Parallel factor analysis (PARAFAC) is a useful multivariate method for decomposing three-way data that consist of three different types of entities simultaneously. This method estimates trilinear components, each of which is a low-dimensional representation of a set of entities, often called a mode, to explain the maximum variance of the data. Functional PARAFAC permits the entities in different modes to be smooth functions or curves, varying over a continuum, rather than a collection of unconnected responses. The existing functional PARAFAC methods handle functions of a one-dimensional argument (e.g., time) only. In this paper, we propose a new extension of functional PARAFAC for handling three-way data whose responses are sequenced along both a two-dimensional domain (e.g., a plane with x- and y-axis coordinates) and a one-dimensional argument. Technically, the proposed method combines PARAFAC with basis function expansion approximations, using a set of piecewise quadratic finite element basis functions for estimating two-dimensional smooth functions and a set of one-dimensional basis functions for estimating one-dimensional smooth functions. In a simulation study, the proposed method appeared to outperform the conventional PARAFAC. We apply the method to EEG data to demonstrate its empirical usefulness.

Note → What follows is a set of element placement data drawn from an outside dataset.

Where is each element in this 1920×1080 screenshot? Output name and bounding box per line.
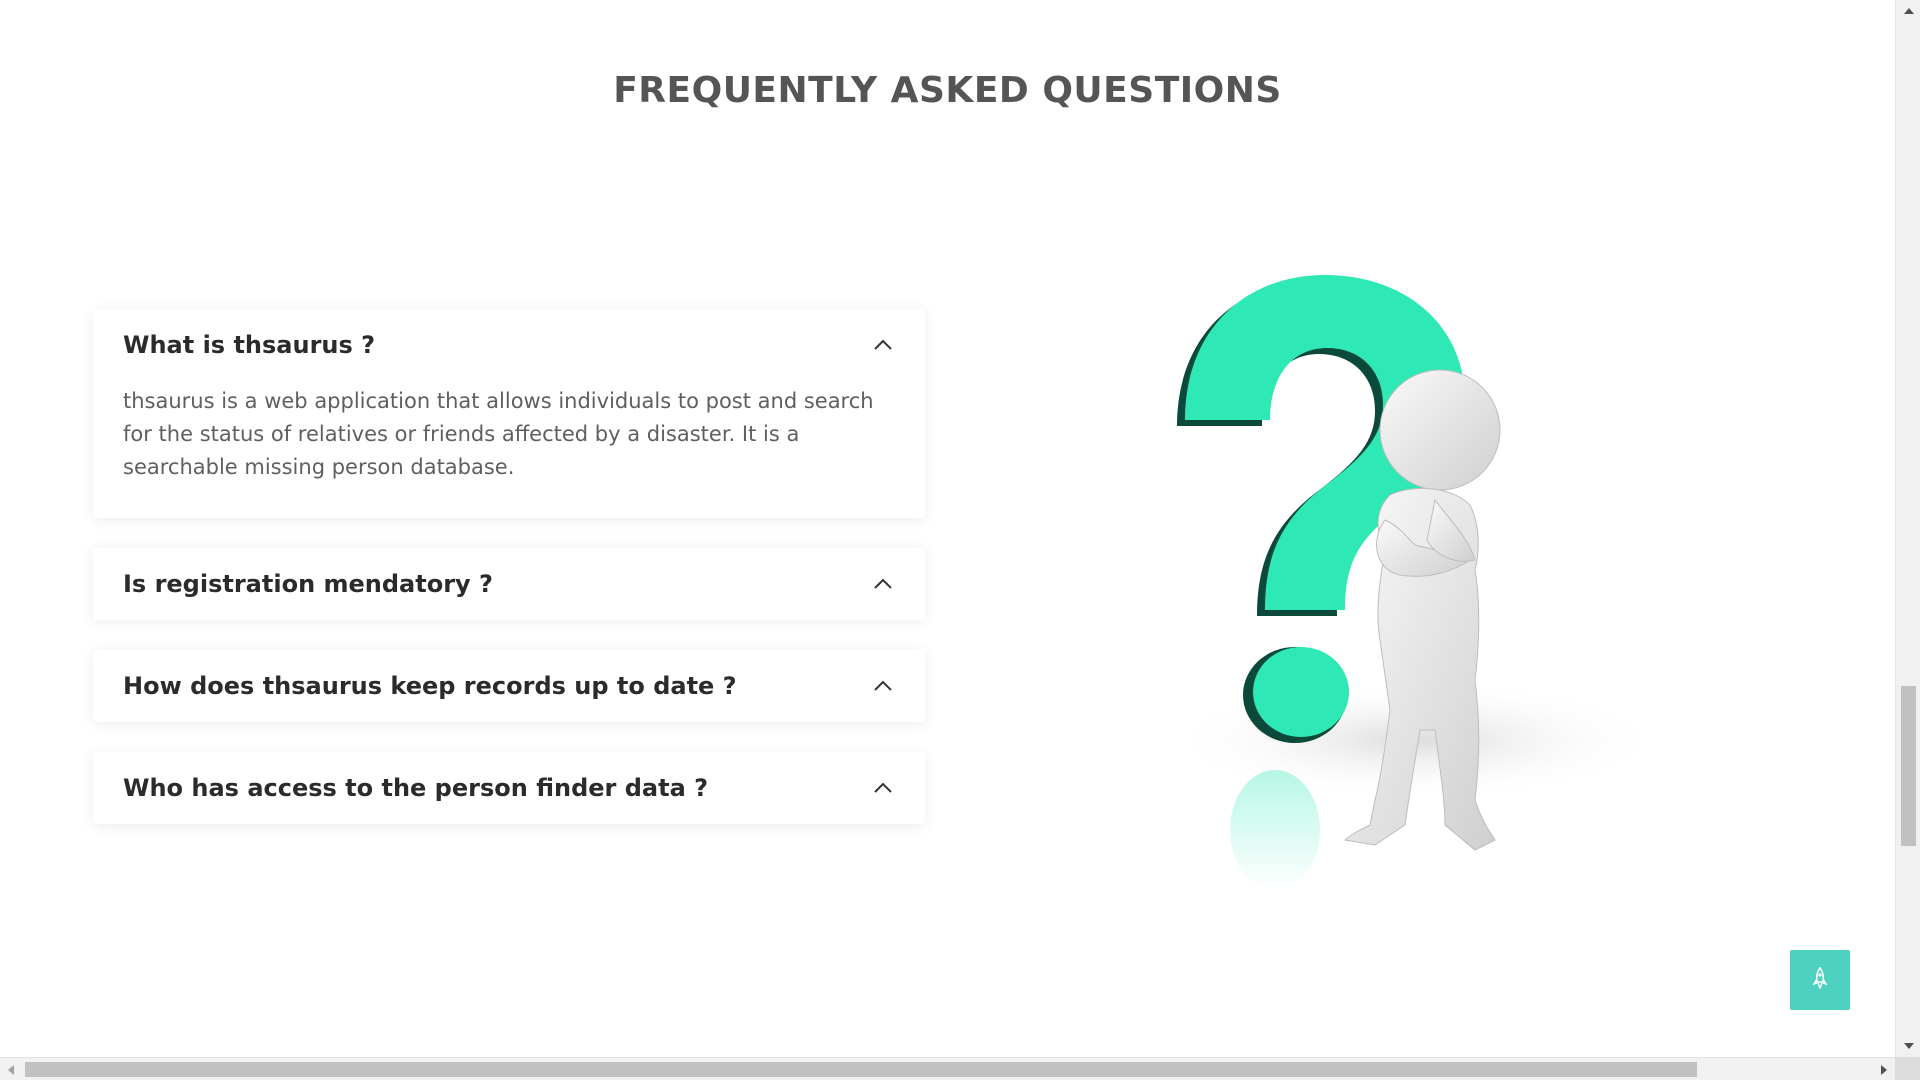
faq-question: What is thsaurus ? — [123, 331, 376, 359]
faq-question-header[interactable]: How does thsaurus keep records up to dat… — [93, 650, 925, 722]
faq-item: How does thsaurus keep records up to dat… — [93, 650, 925, 722]
scroll-right-arrow-icon[interactable] — [1873, 1058, 1895, 1080]
faq-item: What is thsaurus ? thsaurus is a web app… — [93, 309, 925, 518]
faq-item: Who has access to the person finder data… — [93, 752, 925, 824]
faq-list: What is thsaurus ? thsaurus is a web app… — [93, 309, 925, 854]
faq-answer: thsaurus is a web application that allow… — [123, 389, 874, 479]
chevron-up-icon[interactable] — [871, 674, 895, 698]
faq-item: Is registration mendatory ? — [93, 548, 925, 620]
scroll-down-arrow-icon[interactable] — [1896, 1035, 1920, 1057]
horizontal-scrollbar-thumb[interactable] — [25, 1062, 1697, 1077]
faq-question: How does thsaurus keep records up to dat… — [123, 672, 737, 700]
faq-question-header[interactable]: What is thsaurus ? — [93, 309, 925, 381]
faq-question: Who has access to the person finder data… — [123, 774, 709, 802]
vertical-scrollbar[interactable] — [1895, 0, 1920, 1057]
chevron-up-icon[interactable] — [871, 572, 895, 596]
faq-question-header[interactable]: Is registration mendatory ? — [93, 548, 925, 620]
faq-question-header[interactable]: Who has access to the person finder data… — [93, 752, 925, 824]
scrollbar-corner — [1895, 1057, 1920, 1080]
page-title: FREQUENTLY ASKED QUESTIONS — [613, 70, 1282, 111]
page: FREQUENTLY ASKED QUESTIONS What is thsau… — [0, 0, 1895, 1057]
chevron-up-icon[interactable] — [871, 776, 895, 800]
chevron-up-icon[interactable] — [871, 333, 895, 357]
scroll-up-arrow-icon[interactable] — [1896, 0, 1920, 22]
question-mark-figure-illustration — [1135, 270, 1665, 910]
horizontal-scrollbar[interactable] — [0, 1057, 1895, 1080]
rocket-icon — [1811, 966, 1829, 993]
vertical-scrollbar-thumb[interactable] — [1901, 686, 1916, 846]
scroll-left-arrow-icon[interactable] — [0, 1058, 22, 1080]
scroll-to-top-button[interactable] — [1790, 950, 1850, 1010]
faq-question: Is registration mendatory ? — [123, 570, 493, 598]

平行因子分析(PARAFAC)是一种有用的多元方法,可用于同时分解由三种不同类型实体组成的三向数据。该方法估计三次线性分量,每个分量都是一组实体的低维表示,通常称为模态,以解释数据的最大方差。功能 PARAFAC 允许不同模式中的实体成为平滑函数或曲线,在连续体上变化,而不是一组不相关的响应。现有的功能 PARAFAC 方法仅处理一维参数(例如时间)的函数。在本文中,我们提出了一种新的功能 PARAFAC 扩展,用于处理其响应沿二维域(例如具有 x 和 y 轴坐标的平面)和一维参数排序的三向数据。从技术上讲,所提出的方法将 PARAFAC 与基函数扩展逼近相结合,使用一组分段二次有限元基函数来估计二维平滑函数和一组一维基函数来估计一维平滑函数。在模拟研究中,所提出的方法似乎优于传统的 PARAFAC。我们将该方法应用于 EEG 数据,以证明其实际有用性。